I also wanted to play with Matplotlib, so I made a nice plot of the actual runtimes, the lower the better. Note the log scale:

Runtime of each algorithm for each file size

Here’s the code in case you want to play with it: matplot.py; and my raw data: 1K.json, 1M.json, and 1G.json.

For small and medium files, XXH128 (xxhsum -H2) was the absolute fastest. For large files, CRC (cksum) and XXH128 have roughly the same performance, when you take into account the measurement errors.

The difference in runtime from 1 KiB to 1 MiB is way smaller than from 1 MiB to 1 GiB, even though each “step” is relatively the same (1024 times). My CPU has 16 MiB L3 cache, it can fit my small and medium testing data just fine (1 KiB even fits L1d) but not the large one, that one comes from the disk and took two orders of magnitude longer on all cases.

I’m very surprised about sha224sum and sha256sum: they were faster for 1 MiB than for 1 KiB files. I expected the larger the file size the longer it would take to compute the hash, but not for these two.

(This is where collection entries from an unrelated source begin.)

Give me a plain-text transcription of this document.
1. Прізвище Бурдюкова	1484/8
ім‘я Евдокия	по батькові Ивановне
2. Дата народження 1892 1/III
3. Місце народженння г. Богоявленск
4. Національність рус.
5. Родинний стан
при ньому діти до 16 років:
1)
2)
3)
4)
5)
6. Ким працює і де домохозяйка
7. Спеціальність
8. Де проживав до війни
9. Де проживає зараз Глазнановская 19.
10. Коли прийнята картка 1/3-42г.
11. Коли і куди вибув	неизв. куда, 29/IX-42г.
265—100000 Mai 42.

I’m disappointed at b2sum. I was using it all the time because I thought it would always outperform md5sum. But that’s not the case, their performance is similar when you compare only these two. Still, I prefer b2sum over md5sum: both are cryptographic hashes, but BLAKE2b is not broken.

The winner, to me, is xxhsum -H2 and that’s what I’ll be using from now on to check data integrity. It is the fastest in my tests and is available in most Linux distributions (and also in FreeBSD ports). It doesn’t give a cryptographically secure hash, but that is not needed for this use case: I want to check if the files were not corrupted, I’m not hashing passwords or anything like that.